La Corte di Cassazione, con la sentenza n. 30061/2024, si è pronunciata sulla fattispecie di deposito incontrollato rifiuti che non costituisce un reato di pericolo concreto e, dunque, non necessita dell’accertamento effettivo della lesione del bene tutelato dalla norma.
Deposito temporaneo
La Corte preliminarmente per inquadrare la fattispecie penale prevista dall’articolo 256, comma 2 del Codice dell’Ambiente, che punisce i titolari di imprese e di enti che abbandonano o depositano in modo incontrollato i rifiuti, ha ribadito che:
- per «deposito controllato o temporaneo», si intende ogni raggruppamento di rifiuti, effettuato prima della raccolta, nel luogo in cui sono stati prodotti, nel rispetto delle condizioni dettate dall’articolo 183, del Testo Unico ambientale.
In difetto anche di uno dei requisiti normativi, il deposito non può ritenersi temporaneo, ma deve essere qualificato, a seconda dei casi, come:
- «deposito preliminare», se il collocamento di rifiuti è prodromico ad un’operazione di smaltimento,
- «messa in riserva», se il materiale è in attesa di un’operazione di recupero,
- «abbandono», quando i rifiuti non sono destinati ad operazioni di smaltimento o recupero.
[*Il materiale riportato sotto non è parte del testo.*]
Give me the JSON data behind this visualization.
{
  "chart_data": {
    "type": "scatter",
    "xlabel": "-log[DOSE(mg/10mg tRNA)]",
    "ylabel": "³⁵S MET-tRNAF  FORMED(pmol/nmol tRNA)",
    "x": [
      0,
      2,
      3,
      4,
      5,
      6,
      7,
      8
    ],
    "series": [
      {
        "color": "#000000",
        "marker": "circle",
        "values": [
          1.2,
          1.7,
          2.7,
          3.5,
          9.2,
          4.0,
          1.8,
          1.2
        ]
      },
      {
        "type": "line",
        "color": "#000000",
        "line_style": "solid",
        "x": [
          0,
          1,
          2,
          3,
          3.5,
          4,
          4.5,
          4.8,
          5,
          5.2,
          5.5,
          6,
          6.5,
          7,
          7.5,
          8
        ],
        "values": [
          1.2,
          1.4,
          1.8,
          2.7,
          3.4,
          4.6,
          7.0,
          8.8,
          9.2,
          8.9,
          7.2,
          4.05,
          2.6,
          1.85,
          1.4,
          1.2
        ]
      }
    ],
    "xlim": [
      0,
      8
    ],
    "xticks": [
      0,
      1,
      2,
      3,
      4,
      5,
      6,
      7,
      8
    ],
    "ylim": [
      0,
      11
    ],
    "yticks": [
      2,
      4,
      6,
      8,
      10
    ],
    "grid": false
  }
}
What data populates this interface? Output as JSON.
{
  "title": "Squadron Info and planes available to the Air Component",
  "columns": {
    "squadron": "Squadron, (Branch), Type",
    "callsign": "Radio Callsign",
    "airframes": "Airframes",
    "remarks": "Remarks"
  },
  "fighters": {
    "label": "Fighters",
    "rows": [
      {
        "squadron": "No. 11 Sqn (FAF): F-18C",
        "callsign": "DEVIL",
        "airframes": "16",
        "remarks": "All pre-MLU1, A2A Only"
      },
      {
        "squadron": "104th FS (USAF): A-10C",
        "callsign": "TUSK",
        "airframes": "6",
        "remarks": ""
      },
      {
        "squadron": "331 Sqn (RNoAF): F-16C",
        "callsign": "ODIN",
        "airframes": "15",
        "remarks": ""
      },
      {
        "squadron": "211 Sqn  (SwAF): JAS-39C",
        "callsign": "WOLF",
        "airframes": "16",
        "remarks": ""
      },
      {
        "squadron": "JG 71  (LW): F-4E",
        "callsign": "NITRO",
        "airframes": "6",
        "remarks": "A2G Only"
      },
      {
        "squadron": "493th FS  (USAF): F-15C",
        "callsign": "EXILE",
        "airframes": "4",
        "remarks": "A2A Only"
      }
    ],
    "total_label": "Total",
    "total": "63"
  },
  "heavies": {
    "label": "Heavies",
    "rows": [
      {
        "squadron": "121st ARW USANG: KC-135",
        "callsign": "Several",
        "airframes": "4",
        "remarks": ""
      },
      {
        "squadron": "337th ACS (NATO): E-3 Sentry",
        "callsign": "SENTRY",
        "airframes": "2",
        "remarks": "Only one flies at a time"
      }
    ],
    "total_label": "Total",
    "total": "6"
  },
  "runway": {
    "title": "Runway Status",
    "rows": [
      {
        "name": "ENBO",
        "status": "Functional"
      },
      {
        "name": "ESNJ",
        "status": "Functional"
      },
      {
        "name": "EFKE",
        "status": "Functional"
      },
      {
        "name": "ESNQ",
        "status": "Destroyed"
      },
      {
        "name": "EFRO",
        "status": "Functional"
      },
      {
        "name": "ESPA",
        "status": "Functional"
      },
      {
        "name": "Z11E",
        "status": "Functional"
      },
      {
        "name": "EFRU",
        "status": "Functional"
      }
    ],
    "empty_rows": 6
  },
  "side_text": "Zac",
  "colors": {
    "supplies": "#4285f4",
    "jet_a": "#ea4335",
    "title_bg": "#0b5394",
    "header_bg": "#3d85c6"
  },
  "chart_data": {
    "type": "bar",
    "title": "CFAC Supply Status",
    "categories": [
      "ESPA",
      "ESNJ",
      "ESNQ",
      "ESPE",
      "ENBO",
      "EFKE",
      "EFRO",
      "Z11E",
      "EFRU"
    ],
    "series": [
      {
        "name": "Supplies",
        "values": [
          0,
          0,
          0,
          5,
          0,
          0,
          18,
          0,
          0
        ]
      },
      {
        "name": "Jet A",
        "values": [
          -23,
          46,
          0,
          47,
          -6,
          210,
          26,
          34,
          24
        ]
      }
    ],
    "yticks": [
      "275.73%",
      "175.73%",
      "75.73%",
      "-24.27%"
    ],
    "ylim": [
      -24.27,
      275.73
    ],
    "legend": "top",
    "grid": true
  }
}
- «discarica abusiva», nell’ipotesi di abbandono reiterato nel tempo e rilevante in termini spaziali e quantitativi.
Deposito incontrollato
Rileva la Corte che la fattispecie di deposito incontrollato di rifiuti, accertata dalla impugnata decisione della Corte di appello in termini pacifici, non costituisce un reato di pericolo concreto e, dunque, non necessita dell’accertamento effettivo della lesione del bene tutelato dalla norma.
Infatti, prosegue la Corte, la potenzialità lesiva della condotta è stata già ritenuta in astratto dal legislatore, che ha inteso sanzionare il deposito in sé in quanto, al ricorrere di oggettive condizioni, suscettibile già in astratto di arrecare nocumento, senza che si possa sostenere, in termini di fatto, che la decisione di merito impugnata sarebbe giunta a difformi conclusioni con criterio di certezza, laddove anche qualificare l’ipotesi di uno sversamento e di una contaminazione solo come «estremamente remota», equivale a dimostrare che la stessa non fosse radicalmente esclusa.
Nel caso di specie, la Corte ha accolto il ricorso presentato dalla Procura contro l’assoluzione dell’imputato decisa dalla Corte di Appello, la quale, pur dando atto della sussistenza del deposito incontrollato di rifiuti e della sua riferibilità all’imputato, ha riconosciuto l’insussistenza di un pericolo effettivo e concreto per l’ambiente, in ragione della natura e delle caratteristiche della struttura che conteneva i rifiuti.